The healthcheck section is necessary for Traefik to detect when your service is unavailable.
So I have added a dummy endpoint “/app/health” that does nothing, and it is here pinged every 3 seconds by Traefik.

[backends]
  [backends.backend1]
    [backends.backend1.LoadBalancer]
      method = "drr"
    [backends.backend1.healthcheck]
      path = "/app/health"
      interval = "3s"
WARN[2017-05-11T22:28:33+02:00] HealthCheck has failed [http://127.0.0.1:8081]: Remove from server list 
WARN[2017-05-11T22:28:36+02:00] HealthCheck is still failing [http://127.0.0.1:8081] 
WARN[2017-05-11T22:28:39+02:00] HealthCheck is still failing [http://127.0.0.1:8081] 
WARN[2017-05-11T22:28:42+02:00] HealthCheck is still failing [http://127.0.0.1:8081] 

There is no log message for “server up”… but you have plenty of repeated messages “HealthCheck still failing” when one server is down.

Doing a ping with a frequency of 3 seconds is not CPU intensive… it is only a local socket open, and no complex action performed for “http GET /app/health”. It is not very realistic eithre to have a frequency of ~10ms …

During the 3seconds, the server can be estimated has “up” by Traefik, but be really “down”… Therefore, I can have an interruption of service during 3 seconds!
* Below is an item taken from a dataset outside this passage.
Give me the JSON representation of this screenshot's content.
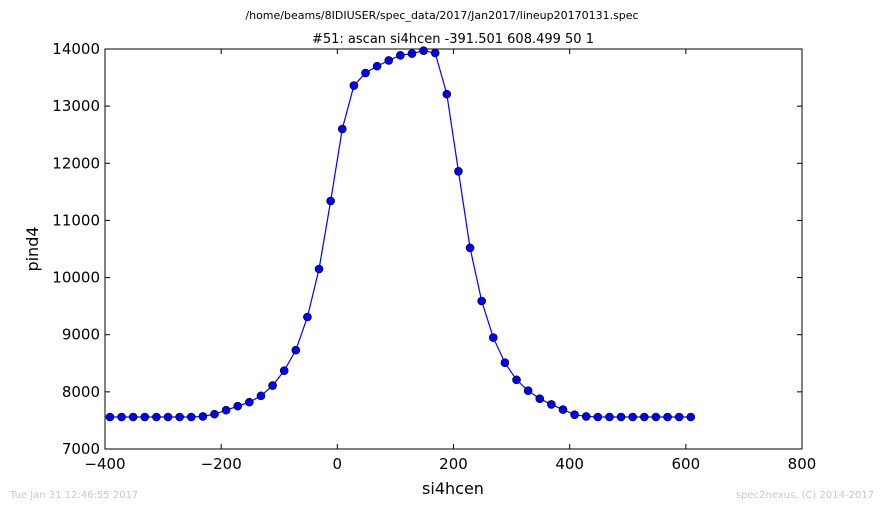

This is not 100% High Availability

Conclusion

Static routing in Traefik is only a very limited use-case, compared to dynamic service-discovery that Traefik is able to perform using Mesos/Kubernetes/Consul/.. !!

It is a pity that Traefik does not automatically mark node down when TCP connection failed, and silently retry to other nodes when such a connection fail!

However, Traefik is really easy to install and use at start, and very powerfull to continue with.